Le problème, c’est qu’une fois questionné par les journalistes sur la situation à Gaza, un des éléments de sa réponse ne va qu’amener davantage d’eau au moulin de ceux qui mettent en doute son acuité intellectuelle. Je pense que, comme vous le savez, le président du Mexique, Sisi, ne voulait pas ouvrir la porte à l'entrée de matériel humanitaire. Je l'ai convaincu. Le Mexique n'a rien à voir dans cette histoire, on parle de l’Égypte bien sûr.

En voulant désamorcer un problème avec cette mini conférence de presse, il n’a fait que l’alimenter…

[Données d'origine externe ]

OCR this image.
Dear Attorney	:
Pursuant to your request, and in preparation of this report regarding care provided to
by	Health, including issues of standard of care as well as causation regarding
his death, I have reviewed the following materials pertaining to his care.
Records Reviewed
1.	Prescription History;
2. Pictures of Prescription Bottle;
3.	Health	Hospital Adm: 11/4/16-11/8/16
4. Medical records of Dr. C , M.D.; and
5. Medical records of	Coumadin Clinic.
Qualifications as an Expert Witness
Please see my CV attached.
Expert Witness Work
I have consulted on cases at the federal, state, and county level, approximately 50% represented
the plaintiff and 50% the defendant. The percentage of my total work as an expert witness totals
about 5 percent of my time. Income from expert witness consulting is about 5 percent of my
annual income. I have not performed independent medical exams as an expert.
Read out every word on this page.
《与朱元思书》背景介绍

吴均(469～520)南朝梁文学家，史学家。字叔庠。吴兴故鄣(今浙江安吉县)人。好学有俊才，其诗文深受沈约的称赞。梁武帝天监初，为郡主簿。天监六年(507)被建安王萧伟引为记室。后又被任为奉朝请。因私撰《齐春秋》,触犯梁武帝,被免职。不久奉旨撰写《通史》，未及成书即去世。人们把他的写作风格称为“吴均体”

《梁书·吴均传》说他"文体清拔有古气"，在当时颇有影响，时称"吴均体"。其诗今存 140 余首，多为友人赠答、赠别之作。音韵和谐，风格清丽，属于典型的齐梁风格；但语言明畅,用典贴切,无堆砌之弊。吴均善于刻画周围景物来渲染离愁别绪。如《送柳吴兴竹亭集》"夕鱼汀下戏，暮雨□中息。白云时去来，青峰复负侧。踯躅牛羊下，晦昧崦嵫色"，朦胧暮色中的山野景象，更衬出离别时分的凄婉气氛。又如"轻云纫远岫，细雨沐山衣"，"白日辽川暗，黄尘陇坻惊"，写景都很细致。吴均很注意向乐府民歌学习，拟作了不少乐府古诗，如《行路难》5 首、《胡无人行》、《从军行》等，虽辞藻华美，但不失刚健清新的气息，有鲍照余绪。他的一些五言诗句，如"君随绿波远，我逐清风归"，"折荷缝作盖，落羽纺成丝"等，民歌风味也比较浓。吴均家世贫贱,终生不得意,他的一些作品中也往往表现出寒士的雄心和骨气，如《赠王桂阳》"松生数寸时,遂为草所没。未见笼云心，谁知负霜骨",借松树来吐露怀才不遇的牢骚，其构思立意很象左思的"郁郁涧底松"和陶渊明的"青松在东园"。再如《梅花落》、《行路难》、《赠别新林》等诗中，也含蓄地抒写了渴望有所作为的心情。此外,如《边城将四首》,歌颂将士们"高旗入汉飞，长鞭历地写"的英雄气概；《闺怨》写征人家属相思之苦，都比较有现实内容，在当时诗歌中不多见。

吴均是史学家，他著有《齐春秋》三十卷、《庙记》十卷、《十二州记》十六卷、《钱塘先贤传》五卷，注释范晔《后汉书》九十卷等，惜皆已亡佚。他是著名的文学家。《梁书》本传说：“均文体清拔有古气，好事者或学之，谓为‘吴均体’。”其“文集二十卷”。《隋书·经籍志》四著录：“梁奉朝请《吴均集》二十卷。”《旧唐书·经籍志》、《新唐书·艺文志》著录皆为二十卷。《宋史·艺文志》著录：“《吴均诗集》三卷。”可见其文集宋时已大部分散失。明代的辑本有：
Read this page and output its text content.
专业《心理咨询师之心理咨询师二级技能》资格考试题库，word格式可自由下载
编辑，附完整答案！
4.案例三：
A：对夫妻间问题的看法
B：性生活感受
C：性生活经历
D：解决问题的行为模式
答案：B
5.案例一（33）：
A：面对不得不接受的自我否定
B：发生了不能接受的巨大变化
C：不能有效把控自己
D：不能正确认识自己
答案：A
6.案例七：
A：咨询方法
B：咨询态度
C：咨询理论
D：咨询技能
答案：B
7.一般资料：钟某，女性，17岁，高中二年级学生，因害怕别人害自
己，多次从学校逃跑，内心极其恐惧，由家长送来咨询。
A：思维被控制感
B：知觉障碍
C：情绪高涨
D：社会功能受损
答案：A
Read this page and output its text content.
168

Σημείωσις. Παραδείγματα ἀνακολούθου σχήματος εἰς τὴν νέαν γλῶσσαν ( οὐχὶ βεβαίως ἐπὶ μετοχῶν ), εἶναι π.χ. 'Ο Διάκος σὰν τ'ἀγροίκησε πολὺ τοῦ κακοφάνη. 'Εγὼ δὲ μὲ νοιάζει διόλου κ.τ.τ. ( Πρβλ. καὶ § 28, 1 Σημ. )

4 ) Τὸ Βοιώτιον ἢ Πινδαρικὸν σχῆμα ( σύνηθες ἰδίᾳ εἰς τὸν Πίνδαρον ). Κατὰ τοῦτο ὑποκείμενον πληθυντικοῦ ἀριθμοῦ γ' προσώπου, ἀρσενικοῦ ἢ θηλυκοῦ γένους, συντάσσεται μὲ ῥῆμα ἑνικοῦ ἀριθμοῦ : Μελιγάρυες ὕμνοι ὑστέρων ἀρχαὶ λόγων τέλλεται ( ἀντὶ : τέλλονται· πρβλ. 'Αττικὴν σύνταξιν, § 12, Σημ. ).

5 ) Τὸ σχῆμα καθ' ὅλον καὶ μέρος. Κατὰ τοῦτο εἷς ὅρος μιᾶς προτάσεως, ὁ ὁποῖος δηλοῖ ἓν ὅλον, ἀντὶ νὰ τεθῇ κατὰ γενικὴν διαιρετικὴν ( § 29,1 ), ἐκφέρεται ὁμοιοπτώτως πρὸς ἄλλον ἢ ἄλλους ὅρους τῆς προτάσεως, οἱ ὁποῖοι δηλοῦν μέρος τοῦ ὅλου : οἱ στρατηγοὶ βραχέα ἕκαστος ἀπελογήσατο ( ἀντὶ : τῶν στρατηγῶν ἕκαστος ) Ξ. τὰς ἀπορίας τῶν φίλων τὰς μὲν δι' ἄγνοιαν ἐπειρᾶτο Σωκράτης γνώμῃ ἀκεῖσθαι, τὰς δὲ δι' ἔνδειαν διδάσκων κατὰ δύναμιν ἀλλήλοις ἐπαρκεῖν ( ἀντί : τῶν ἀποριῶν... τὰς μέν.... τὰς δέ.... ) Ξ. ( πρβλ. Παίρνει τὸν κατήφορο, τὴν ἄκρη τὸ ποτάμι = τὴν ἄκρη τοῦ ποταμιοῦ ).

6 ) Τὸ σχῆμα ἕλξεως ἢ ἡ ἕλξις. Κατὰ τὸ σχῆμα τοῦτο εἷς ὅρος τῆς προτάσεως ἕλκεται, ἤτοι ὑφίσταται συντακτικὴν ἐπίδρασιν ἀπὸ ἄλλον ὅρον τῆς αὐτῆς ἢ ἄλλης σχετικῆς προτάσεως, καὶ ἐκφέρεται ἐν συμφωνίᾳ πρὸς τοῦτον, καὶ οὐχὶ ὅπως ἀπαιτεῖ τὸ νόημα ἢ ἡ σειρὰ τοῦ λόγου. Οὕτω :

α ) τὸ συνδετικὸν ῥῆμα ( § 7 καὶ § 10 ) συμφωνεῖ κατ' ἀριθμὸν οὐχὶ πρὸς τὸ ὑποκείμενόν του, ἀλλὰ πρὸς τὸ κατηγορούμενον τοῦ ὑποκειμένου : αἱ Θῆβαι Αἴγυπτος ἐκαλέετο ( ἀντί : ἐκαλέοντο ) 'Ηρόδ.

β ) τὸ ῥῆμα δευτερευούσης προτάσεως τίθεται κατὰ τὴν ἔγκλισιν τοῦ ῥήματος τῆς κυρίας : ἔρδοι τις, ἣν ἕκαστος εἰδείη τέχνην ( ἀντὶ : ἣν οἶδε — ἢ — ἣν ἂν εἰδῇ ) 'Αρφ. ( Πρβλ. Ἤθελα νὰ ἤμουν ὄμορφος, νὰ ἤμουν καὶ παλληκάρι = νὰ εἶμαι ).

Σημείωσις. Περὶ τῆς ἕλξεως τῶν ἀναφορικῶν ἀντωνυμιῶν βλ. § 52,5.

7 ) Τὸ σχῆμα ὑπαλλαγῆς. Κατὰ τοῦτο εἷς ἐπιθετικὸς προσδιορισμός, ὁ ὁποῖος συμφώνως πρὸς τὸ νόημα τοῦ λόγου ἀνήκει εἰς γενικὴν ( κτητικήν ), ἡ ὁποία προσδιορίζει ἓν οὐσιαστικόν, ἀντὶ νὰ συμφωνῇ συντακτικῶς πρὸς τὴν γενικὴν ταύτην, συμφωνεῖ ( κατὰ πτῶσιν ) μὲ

Une accumulation problématique

Les inquiétudes concernant l'âge de Joe Biden ont été un thème récurrent de sa présidence au cours des trois dernières années. Alimenté en partie par des vidéos du président apparaissant faible ou trébuchant en public, de nombreux électeurs ont exprimé leur inquiétude quant à sa forme mentale et physique, alors qu'il cherche à rester à la Maison-Blanche, potentiellement jusqu'à l'âge de 86 ans s’il était réélu.

C’est en effet son âge qui risque de causer le plus de dégâts politiques, alors que de nombreux démocrates considèrent déjà qu'il s'agit de la plus grande faiblesse du président.

Récemment, l’accumulation des bourdes s’est poursuivie. Ce n’est pas de l'âgisme, mais bien un constat. Lors d'une collecte de fonds mercredi, Joe Biden a évoqué à deux reprises une conversation datant de 2021 avec Helmut Kohl, l'ancien chancelier allemand pourtant décédé en 2017. Un peu plus tôt, il mentionnait Mitterrand, décédé en 1996, au lieu de Macron. Ses porte-parole ont beau déclarer par la suite qu'il s'était mal exprimé, comme le font de nombreux fonctionnaires, l’accumulation fait mal.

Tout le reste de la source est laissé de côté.